MEHMET TÜM*
Olaylar veya gelişmeler, “son on yıldan beri”, “son on yıl içinde” gibi genelde on yıllık zaman dilimi baz alınarak anlatılmaya çalışılır. On yıl; birçok ekonomik, sosyal değişimin olabileceği bir zaman aralığıdır.
Ülkemizde de AKP Hükümetlerinin icraat dönemi on yılı geçti. İleride olaylar ve gelişmeler anlatılırken . AKP’den önce, AKP’den sonra gibi terimler kullanılacak. AKP hükümetleri de, sözde açılımlar, yolsuzluk, yoksulluk, yasaklar, baskılar, ötekileştirmeler, savaş, acı, gözyaşı, intiharlar, zindanlar vb.. pek çok uygulamaları ile tarihteki yerini alacaktır. Biz on yılları değil ama 2013 yılına girerken bu günlerin genel durumuna bir göz atalım diyoruz.
Refah Partisi’nin içinden, Milli Görüş felsefesiyle kurulduğu düşünülen AKP nin aslında binbir yüzü vardır. Bu parti; kitlelere, sınıflara, inançlara, halklara ilişkin, “tüm seçmenleri toplamaya dayalı bir model” uygulamaktadır: özgürlükçü söylemiyle entelektüelleri ve Kürt halkını; dinsel vurgularıyla geleneksel tabanını; görünürde AB yanlısı tutumuyla kentli, yeni orta sınıfın bir kesimini; Türkçü, milliyetçi diliyle dindar olmayan muhafazakarları ikna etmeye çalışmaktadır.
AKP nin işini kolaylaştıran, Türkiye’nin uzun zamana yayılmış sorunlarının oluşturduğu tansiyon dolu siyasal ortamdır. Böylesi bir ortamda, özgürlük vaadiyle Kürt oylarına göz diken AKP, bu alan siyasal rant açısından verimsizleşmeye başladığında ırkçı milliyetçi kesimlere göz kırpabilmektedir. Buna en yakın örnek ‘idamı geri getirme’ tartışmalarıdır.

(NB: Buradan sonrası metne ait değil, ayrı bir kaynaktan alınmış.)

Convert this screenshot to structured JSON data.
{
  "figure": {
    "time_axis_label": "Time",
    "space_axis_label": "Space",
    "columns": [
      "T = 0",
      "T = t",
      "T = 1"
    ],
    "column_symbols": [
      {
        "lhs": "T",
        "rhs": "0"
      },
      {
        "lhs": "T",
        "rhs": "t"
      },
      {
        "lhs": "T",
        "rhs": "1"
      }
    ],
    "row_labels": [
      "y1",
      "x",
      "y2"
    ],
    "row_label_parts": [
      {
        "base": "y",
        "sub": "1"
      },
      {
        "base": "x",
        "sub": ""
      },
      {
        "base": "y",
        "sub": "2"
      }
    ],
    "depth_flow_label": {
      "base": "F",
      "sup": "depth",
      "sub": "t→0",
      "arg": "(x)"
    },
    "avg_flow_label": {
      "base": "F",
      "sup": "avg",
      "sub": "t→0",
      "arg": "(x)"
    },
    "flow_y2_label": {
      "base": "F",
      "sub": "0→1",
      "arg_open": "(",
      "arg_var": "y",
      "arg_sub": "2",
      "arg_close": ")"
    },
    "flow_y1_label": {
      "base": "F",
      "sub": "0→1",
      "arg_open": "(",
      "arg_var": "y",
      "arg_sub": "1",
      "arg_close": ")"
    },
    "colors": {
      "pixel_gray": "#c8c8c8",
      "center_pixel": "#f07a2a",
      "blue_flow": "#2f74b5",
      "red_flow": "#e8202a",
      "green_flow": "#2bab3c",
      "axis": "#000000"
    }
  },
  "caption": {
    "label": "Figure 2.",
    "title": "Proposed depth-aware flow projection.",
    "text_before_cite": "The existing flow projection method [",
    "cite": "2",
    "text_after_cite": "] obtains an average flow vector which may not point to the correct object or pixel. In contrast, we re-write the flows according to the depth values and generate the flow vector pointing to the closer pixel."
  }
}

Türkiye’nin en büyük sorunlarından olan ‘Kürt sorunu’, gün geçtikçe çözümsüzlüğü artmakta, her gün ölüm haberleri ile kan ve gözyaşı ile yürekleri yakmaktadır.
AKP nin Alevi Açılımı da fiyaskodur, AKP Alevileri hakim inancın baskısına almaya ve asimile etmeye çalışmaktadır. Çağdaş devlet ulema fetvasına göre değil, evrensel hukuk ilkelerine göre hareket eder.
Cem evini ‘cümbüş evi’ olarak aşağılayıp “ibadet yeri yalnızca camilerdir, cem evleri değildir” diyebilen bir anlayıştır söz konusu Alevi Açılımı. Maraş, Çorum, Sivas katliamlarının dumanları hala tütmektedir, ne kadar üstü örtülmeye çalışılırsa çalışılsın.
Ekonomide altın çağını yaşadığı söylenen ülkemizin büyük çoğunluğu evine ekmek götürmekte zorlanmaktadır. Hiçbir dönemde vatandaş bu kadar borçlandırılmamıştır. Altın çağında dünyanın en pahalı benzinini tüketen ilk ülkeyiz. İşsizlik rakamları çok yüksektir. Asgari ücret 700 TL gibi komik ve ibretlik bir düzeydedir. Devletin eli vatandaşın cebinden hiç çıkmıyor.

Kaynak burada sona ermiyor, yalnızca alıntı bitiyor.